Id con Dios
¿Por qué asistimos a esta cruzada laica contra los católicos, ese estigma donde lo moderno es rechazar lo que somos?
PERY
Sentado en un banco de piedra en la iglesia parroquial de Noalla aguardo a que Teresa salga de escuchar misa. Son las nueve de la mañana, la bruma no acaba de levantar, chispea y tengo frío. Un relente que es bendición lejos de los calores mesetarios. Del interior llega el aleluya entonado por la veintena de feligreses, mujeres la mayoría, y entiendes el recogimiento, el alivio, la cercanía a su Dios, la fe hecha hábito. Es hermoso. Tanto como para que desde mi descreimiento envidie fuera lo que ocurre dentro. Que en poco más de media hora, Teresa salga con la cara iluminada, las preocupaciones por los hijos apaciguadas, las peticiones al Altísimo realizadas y ese rato que es solo suyo en el que encuentra paz y descanso.
Me gusta esperarla, el paseo hasta la parroquia, escuchar las campanas, el «buenos días» de los parroquianos dirigido al extraño, las nietas con las abuelas, el viudo de paso corto y rodillas maltrechas, la estanquera que «en un minuto regreso y abro».
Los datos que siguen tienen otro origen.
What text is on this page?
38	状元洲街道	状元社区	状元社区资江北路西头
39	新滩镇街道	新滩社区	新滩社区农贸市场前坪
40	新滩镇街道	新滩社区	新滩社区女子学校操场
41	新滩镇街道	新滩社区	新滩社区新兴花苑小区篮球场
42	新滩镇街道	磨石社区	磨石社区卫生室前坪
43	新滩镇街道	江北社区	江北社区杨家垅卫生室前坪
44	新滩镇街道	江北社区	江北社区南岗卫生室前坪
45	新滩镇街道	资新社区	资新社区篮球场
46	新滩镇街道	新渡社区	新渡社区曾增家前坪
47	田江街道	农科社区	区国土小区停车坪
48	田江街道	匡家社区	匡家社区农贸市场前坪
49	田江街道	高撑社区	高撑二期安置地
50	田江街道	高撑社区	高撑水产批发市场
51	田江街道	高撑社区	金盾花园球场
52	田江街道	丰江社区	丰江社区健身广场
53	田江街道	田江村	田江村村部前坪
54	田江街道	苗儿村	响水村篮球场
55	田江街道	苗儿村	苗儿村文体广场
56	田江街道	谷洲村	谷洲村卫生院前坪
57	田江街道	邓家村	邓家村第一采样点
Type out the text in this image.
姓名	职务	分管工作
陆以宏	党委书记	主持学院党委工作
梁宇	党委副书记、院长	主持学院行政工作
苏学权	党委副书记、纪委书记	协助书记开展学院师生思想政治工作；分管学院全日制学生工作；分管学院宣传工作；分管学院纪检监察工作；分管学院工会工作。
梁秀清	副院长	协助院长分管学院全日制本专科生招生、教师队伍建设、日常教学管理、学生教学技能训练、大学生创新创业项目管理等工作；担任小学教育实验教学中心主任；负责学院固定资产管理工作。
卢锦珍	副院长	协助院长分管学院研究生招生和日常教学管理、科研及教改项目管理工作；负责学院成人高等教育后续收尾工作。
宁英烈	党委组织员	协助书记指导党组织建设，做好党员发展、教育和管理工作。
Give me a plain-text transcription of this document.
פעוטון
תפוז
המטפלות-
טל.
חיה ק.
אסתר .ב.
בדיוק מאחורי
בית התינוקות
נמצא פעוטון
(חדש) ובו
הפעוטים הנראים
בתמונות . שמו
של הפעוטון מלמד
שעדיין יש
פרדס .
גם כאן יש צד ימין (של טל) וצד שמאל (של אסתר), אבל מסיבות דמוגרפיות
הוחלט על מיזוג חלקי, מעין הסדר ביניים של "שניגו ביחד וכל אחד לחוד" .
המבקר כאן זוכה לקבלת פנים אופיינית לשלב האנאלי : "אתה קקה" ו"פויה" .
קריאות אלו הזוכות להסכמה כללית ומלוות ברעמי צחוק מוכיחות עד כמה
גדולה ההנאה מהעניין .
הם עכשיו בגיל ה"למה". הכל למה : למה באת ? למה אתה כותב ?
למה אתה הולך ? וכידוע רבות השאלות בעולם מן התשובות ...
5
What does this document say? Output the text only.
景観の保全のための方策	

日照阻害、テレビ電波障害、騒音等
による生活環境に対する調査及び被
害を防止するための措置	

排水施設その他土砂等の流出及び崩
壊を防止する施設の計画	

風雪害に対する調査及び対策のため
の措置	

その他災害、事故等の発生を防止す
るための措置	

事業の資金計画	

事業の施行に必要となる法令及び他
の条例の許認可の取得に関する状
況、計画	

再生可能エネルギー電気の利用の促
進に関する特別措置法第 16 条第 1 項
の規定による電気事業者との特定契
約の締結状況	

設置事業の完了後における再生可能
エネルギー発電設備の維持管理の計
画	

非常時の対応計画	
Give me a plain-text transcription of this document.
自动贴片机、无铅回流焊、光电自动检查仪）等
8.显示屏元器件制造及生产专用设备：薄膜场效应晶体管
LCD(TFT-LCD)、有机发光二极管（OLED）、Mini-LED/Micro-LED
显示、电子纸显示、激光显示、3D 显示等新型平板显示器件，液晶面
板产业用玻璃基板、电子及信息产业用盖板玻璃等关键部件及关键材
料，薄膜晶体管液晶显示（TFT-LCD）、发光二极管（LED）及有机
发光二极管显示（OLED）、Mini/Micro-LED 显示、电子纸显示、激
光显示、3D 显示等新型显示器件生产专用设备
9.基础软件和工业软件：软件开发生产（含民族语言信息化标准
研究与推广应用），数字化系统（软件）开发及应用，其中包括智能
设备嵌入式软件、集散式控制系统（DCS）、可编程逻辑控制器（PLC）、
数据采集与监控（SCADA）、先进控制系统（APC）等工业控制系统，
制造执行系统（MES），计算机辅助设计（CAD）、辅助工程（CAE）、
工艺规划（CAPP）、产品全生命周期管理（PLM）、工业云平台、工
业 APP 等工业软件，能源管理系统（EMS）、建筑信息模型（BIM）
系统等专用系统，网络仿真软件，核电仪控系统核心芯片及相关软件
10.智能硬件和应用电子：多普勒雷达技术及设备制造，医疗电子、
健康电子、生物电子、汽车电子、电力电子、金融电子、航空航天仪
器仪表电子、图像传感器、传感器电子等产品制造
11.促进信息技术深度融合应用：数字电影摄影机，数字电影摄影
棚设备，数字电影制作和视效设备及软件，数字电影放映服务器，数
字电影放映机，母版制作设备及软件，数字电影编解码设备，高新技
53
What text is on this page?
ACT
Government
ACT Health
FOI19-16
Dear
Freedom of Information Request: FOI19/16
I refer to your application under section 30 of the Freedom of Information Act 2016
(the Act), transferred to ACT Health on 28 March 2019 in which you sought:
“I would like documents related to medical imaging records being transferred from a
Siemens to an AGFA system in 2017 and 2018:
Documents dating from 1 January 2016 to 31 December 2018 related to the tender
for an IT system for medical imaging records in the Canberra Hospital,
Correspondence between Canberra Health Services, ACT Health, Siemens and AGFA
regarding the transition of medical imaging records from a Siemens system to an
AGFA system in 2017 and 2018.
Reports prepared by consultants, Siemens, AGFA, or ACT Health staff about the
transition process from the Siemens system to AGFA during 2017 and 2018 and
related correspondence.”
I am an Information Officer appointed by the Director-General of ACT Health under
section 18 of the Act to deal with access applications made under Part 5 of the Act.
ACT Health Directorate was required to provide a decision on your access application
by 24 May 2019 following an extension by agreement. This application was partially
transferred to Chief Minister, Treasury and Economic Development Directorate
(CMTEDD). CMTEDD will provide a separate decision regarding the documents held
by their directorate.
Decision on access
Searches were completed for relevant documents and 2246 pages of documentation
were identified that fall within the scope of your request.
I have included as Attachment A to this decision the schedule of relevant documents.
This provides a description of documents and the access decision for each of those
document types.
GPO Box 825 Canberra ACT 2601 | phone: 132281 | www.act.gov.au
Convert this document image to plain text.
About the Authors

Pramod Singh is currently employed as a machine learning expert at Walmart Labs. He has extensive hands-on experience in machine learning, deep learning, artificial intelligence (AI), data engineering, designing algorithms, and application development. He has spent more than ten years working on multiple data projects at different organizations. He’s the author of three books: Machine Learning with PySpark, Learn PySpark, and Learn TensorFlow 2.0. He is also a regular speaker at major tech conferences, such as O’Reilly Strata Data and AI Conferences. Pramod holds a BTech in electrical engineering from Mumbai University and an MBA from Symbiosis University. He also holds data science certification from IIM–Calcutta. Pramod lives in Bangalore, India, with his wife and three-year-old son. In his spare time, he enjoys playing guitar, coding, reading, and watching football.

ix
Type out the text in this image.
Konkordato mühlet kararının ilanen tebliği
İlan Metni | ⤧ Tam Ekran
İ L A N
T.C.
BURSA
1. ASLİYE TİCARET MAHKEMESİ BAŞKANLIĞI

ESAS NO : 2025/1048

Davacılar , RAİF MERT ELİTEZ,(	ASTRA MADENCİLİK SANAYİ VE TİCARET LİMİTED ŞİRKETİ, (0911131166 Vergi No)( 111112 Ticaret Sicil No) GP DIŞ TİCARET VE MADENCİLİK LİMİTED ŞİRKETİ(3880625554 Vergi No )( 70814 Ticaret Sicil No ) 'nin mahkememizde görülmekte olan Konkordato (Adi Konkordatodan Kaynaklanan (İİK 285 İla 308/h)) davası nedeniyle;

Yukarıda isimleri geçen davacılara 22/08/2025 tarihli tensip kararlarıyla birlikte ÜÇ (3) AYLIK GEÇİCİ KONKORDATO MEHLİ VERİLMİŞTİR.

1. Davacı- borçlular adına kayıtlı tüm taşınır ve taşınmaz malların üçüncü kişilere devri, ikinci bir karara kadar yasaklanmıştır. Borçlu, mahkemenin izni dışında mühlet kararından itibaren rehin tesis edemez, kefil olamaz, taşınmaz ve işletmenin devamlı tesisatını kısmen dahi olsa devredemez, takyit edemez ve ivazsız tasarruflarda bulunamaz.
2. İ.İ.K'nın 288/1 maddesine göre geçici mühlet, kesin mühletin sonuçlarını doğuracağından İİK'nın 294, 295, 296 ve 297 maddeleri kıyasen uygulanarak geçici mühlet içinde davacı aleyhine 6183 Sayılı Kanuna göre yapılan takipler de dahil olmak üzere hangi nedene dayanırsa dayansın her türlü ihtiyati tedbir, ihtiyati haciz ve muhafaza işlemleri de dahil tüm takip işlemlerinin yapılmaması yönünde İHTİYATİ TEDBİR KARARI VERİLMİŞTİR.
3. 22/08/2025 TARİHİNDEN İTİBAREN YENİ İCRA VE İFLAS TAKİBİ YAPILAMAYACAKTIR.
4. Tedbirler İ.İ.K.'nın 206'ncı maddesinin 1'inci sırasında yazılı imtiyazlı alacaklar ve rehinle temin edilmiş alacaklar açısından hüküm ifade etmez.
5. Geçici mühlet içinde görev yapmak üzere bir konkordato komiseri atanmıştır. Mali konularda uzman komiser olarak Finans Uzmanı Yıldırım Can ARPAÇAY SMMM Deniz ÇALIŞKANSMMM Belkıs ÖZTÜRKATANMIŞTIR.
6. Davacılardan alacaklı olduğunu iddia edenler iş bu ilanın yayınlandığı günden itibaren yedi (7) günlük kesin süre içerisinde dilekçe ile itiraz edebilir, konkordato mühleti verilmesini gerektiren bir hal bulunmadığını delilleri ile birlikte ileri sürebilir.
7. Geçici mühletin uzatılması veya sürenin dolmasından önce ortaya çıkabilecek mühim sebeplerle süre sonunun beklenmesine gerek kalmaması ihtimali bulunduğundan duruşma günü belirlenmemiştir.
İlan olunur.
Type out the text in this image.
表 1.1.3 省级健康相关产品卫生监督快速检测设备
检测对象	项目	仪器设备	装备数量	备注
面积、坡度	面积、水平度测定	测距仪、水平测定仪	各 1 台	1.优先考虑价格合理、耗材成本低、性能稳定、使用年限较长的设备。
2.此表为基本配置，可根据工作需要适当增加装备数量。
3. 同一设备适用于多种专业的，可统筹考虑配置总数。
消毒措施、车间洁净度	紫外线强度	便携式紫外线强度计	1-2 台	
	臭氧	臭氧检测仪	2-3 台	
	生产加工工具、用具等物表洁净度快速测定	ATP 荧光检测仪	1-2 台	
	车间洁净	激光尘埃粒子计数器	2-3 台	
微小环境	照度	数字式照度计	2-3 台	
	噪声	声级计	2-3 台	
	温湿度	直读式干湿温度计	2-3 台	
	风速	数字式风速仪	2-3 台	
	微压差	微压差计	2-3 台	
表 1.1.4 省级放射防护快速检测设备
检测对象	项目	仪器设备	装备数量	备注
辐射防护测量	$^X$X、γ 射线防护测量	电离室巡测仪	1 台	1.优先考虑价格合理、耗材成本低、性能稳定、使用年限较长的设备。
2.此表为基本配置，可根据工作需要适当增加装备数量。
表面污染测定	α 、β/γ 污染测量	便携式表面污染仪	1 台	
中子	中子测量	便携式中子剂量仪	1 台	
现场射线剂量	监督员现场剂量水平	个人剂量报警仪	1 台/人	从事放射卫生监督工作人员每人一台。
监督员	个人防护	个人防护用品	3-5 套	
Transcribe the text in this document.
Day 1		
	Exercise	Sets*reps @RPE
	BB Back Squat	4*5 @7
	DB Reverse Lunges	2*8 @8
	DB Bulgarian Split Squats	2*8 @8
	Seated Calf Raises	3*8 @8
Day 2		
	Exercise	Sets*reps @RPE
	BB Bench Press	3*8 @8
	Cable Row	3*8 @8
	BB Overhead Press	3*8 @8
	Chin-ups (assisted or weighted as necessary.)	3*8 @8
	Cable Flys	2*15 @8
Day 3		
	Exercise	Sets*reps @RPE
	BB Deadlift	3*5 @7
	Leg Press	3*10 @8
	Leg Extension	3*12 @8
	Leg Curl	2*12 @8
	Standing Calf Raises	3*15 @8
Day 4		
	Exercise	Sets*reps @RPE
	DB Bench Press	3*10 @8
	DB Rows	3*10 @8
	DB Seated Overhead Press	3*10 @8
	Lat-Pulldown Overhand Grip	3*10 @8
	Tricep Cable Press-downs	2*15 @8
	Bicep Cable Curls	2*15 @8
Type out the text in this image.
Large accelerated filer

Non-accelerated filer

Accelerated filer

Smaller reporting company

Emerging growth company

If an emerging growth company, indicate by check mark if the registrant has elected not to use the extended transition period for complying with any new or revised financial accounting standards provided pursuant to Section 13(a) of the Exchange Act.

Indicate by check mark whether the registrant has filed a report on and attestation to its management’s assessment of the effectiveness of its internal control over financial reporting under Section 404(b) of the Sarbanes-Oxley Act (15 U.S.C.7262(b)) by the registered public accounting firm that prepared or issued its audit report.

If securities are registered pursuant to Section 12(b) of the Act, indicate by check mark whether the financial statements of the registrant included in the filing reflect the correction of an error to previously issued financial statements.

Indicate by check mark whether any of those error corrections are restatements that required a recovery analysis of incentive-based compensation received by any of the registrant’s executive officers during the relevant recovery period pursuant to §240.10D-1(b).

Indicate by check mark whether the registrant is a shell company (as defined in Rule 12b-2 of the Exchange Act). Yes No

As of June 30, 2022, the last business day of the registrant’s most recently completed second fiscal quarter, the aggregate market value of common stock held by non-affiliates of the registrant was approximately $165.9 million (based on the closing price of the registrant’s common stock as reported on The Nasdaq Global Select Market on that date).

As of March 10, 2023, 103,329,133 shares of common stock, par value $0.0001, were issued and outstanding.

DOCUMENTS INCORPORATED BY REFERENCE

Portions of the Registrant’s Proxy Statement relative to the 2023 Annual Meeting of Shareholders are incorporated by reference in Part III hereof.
No sé si toda esa gente hará de hoy un día mejor. Ni siquiera si entre tanto rezo han logrado arrumbar los malos pensamientos. Los míos de ateo van para quienes frente a lo que somos amurallan rencor, desprecio y señalamiento. No creo, me alivia y envidio que crean otros y denosto a quienes ven amenaza en lo que no comprenden y temen a quienes rezan por la salvación propia y ajena. ¿Hay algo más generoso? No creo. Entonces, ¿por qué asistimos a esta cruzada laica contra los católicos, ese estigma donde lo moderno es rechazar lo que somos y obligar ahora a dejar de serlo?
Mis hijos han sido educados en creencias que no tengo porque en realidad les he transmitido, intentado al menos, aquello que me enseñaron y que se resume en los diez mandamientos. Cuando veo al perroflautismo patrio cacarear su absurdo resentimiento, anclados en un pasado que no padecieron pero que ahora explotan con coartadas de trileros, pienso si sin estos feligreses, de Noalla o de cualquier otro rincón, seríamos peores. Creo que sí.